DUBAI - Dubai Electricity and Water Authority (DEWA) has been recognised as the second most valuable Middle Eastern utilities brand and its brand value has risen by 30%, according to Brand Finance, the world’s leading brand valuation consultancy.
Saeed Mohammed Al Tayer, MD and CEO of DEWA, has been ranked 3rd among the top CEOs in the Middle East as per the Brand Guardianship Index 2023 issued by Brand Finance.
Brand Finance noted that leaders who build the most sustainable legacy for their businesses are those who balance the needs of investors, employees, customers, partners, governments, regulators and the media.

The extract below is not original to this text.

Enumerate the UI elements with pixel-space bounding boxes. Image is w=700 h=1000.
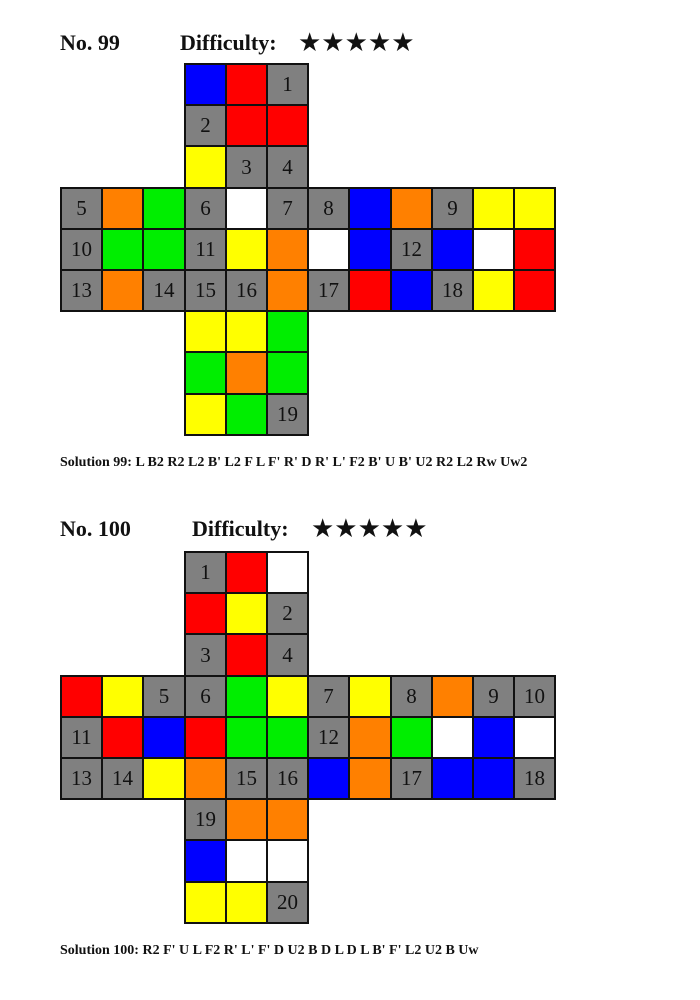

Brand Finance uses a balanced scorecard of measures that capture the ability of a CEO to act as the guardian of their company's brand and a steward of long-term shareholder value. The Brand Guardianship Index includes three main pillars “Equity” factors which reflect current perceptions, “Performance” factors which reflect the tangible results of these perceptions, and "Investment" factors which support future performance. These three pillars are informed by various sub-measures.
DEWA’s results surpass major European and American utilities in several key performance indicators. Losses from electricity transmission and distribution networks were reduced to 2.2% compared to 6-7% in Europe and the USA. Water network losses were also reduced to 4.5% compared to around 15% in North America.
DEWA has achieved a new world record in electricity Customer Minutes Lost (CML) per year. Dubai recorded 1.19 minutes per customer, compared to around 15 minutes recorded by leading utility companies in the European Union.